Controller and Auditor-General and duty to act independently
7(1) There is an officer of Parliament called the Controller and Auditor-General
(2) The Controller and Auditor-General is appointed by the Governor-General on the recommendation of the House of Representatives.
9 The Auditor-General must act independently in the exercise and performance of the Auditor-General's functions, duties, and powers (Public Audit Act 2001 – New Zealand)

Auditor-General and functions of the Auditor-General
151.—(1) The office of the Auditor-General established under the State Services Decree 2009 continues in existence.
(2) The Auditor-General is appointed by the President on the advice of the Constitutional Offices Commission, following consultation with the Minister responsible for finance.
(3) The President may, on the advice of the Constitutional Offices Commission, appoint a person to act as the Auditor-General during any period, or during all periods, when the office of the Auditor-General is vacant or when the Auditor-General is absent from duty or from Fiji or is, for any reason, unable to perform the functions of office (Constitution of the Republic of Fiji)
152(5) In the performance of his or her functions or the exercise of his or her authority and powers, the Auditor-General shall be independent and shall not be subject to the direction or control of any person or authority, except by a court of law or as otherwise prescribed by written law (Constitution of the Republic of Fiji)

Establishment of Audit Office 3
8(1) There is established an Office called the Australian National Audit Office.
(2) The Audit Office consists of the Auditor-General and the staff referred to in section 40 (AuditorGeneral Act 1997 – Commonwealth of Australia)
 


2. Practical Notes

A SAI is established and mandated by the Constitution or other form of legislation.

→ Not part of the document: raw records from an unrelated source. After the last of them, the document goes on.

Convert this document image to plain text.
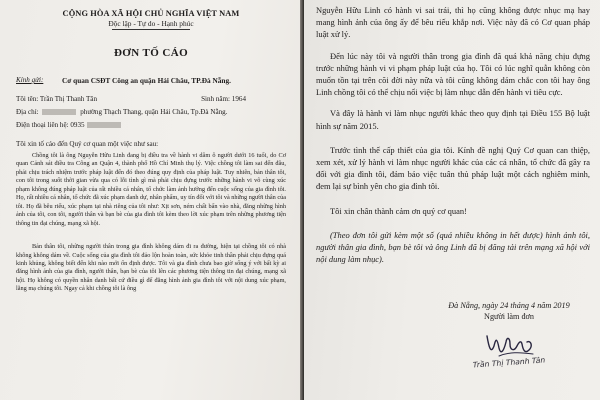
CỘNG HÒA XÃ HỘI CHỦ NGHĨA VIỆT NAM
Độc lập - Tự do - Hạnh phúc
ĐƠN TỐ CÁO
Kính gửi:	Cơ quan CSĐT Công an quận Hải Châu, TP.Đà Nẵng.
Tôi tên: Trần Thị Thanh Tân	Sinh năm: 1964
Địa chỉ:	phường Thạch Thang, quận Hải Châu, Tp.Đà Nẵng.
Điện thoại liên hệ: 0935
Tôi xin tố cáo đến Quý cơ quan một việc như sau:

Chồng tôi là ông Nguyễn Hữu Linh đang bị điều tra về hành vi dâm ô người dưới 16 tuổi, do Cơ quan Cảnh sát điều tra Công an Quận 4, thành phố Hồ Chí Minh thụ lý. Việc chồng tôi làm sai đến đâu, phải chịu trách nhiệm trước pháp luật đến đó theo đúng quy định của pháp luật. Tuy nhiên, bản thân tôi, con tôi trong suốt thời gian vừa qua có lỗi tình gì mà phải chịu đựng trước những hành vi vô cùng xúc phạm không đúng pháp luật của rất nhiều cá nhân, tổ chức làm ảnh hưởng đến cuộc sống của gia đình tôi. Họ, rất nhiều cá nhân, tổ chức đã xúc phạm danh dự, nhân phẩm, uy tín đối với tôi và những người thân của tôi. Họ đã bêu riếu, xúc phạm tại nhà riêng của tôi như: Xịt sơn, ném chất bẩn vào nhà, đăng những hình ảnh của tôi, con tôi, người thân và bạn bè của gia đình tôi kèm theo lời xúc phạm trên những phương tiện thông tin đại chúng, mạng xã hội.

Bản thân tôi, những người thân trong gia đình không dám đi ra đường, hiện tại chồng tôi có nhà không không dám về. Cuộc sống của gia đình tôi đảo lộn hoàn toàn, sức khỏe tinh thần phải chịu đựng quá kinh khủng, không biết đến khi nào mới ổn định được. Tôi và gia đình chưa bao giờ sống ý với bất kỳ ai đăng hình ảnh của gia đình, người thân, bạn bè của tôi lên các phương tiện thông tin đại chúng, mạng xã hội. Họ không có quyền nhân danh bất cứ điều gì để đăng hình ảnh gia đình tôi với nội dung xúc phạm, lăng mạ chúng tôi. Ngay cả khi chồng tôi là ông

Nguyễn Hữu Linh có hành vi sai trái, thì họ cũng không được nhục mạ hay mang hình ảnh của ông ấy để bêu riếu khắp nơi. Việc này đã có Cơ quan pháp luật xử lý.

Đến lúc này tôi và người thân trong gia đình đã quá khả năng chịu đựng trước những hành vi vi phạm pháp luật của họ. Tôi có lúc nghĩ quẫn không còn muốn tồn tại trên cõi đời này nữa và tôi cũng không dám chắc con tôi hay ông Linh chồng tôi có thể chịu nổi việc bị làm nhục dẫn đến hành vi tiêu cực.

Và đây là hành vi làm nhục người khác theo quy định tại Điều 155 Bộ luật hình sự năm 2015.

Trước tình thế cấp thiết của gia tôi. Kính đề nghị Quý Cơ quan can thiệp, xem xét, xử lý hành vi làm nhục người khác của các cá nhân, tổ chức đã gây ra đối với gia đình tôi, đảm bảo việc tuân thủ pháp luật một cách nghiêm minh, đem lại sự bình yên cho gia đình tôi.

Tôi xin chân thành cảm ơn quý cơ quan!

(Theo đơn tôi gửi kèm một số (quá nhiều không in hết được) hình ảnh tôi, người thân gia đình, bạn bè tôi và ông Linh đã bị đăng tải trên mạng xã hội với nội dung làm nhục).

Đà Nẵng, ngày 24 tháng 4 năm 2019
Người làm đơn
Trần Thị Thanh Tân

The legal framework of a SAI may vary. For example, legislation may establish the office pertaining to an individual (e.g. the Auditor-General) or establish the institution of the SAI, or both. In practice, the distinction between the office and institution can be important. For example, terms and conditions of employment would only apply only to the office, and not the institution. Also, indemnity provisions may only apply to the office, and not the institution, meaning that the institution could potentially be subject to litigation.

In some Westminster-model jurisdictions, such as New Zealand and Victoria, the Auditor-General is an Officer of Parliament which provides the Auditor-General with increased status as well as ensuring the Auditor-General is separated from the Executive. The Officer of Parliament status will also usually mean that the Auditor-General is responsible and accountable to the Legislature, rather than the Executive, which strengthens the Auditor-General’s independence in a legal and/or a practical sense.

The statutory framework should also spell out, and recognise, independence. Matters covered should include the capacity to undertake the role free from interference, independence from audited entities, and functional and organisational independence to carry out a mandate.

Some jurisdictions explicitly recognise independence in their constitution. This is the preferred international best practice, because it gives entrenched protection (amendments to the constitution are often more difficult to make than amending specific legislation). However, other jurisdictions recognise independence through “basic” legislation (e.g. an audit act) which would usually provide appropriate independence.

The role of a SAI is to hold senior government officials, Government Ministers and heads of state to account for their actions. Accordingly, it is important that the establishing law recognises that the SAI is the pre-eminent financial accountability office or institution in a jurisdiction, and that it has appropriate rank and status within government and the public service.

Also, the individual holding the office should be prohibited from holding any office or having any other occupation on the basis that to do so may create a conflict of interest. However, the legislation could provide for the SAI head to hold such a position on the approval of the Legislature.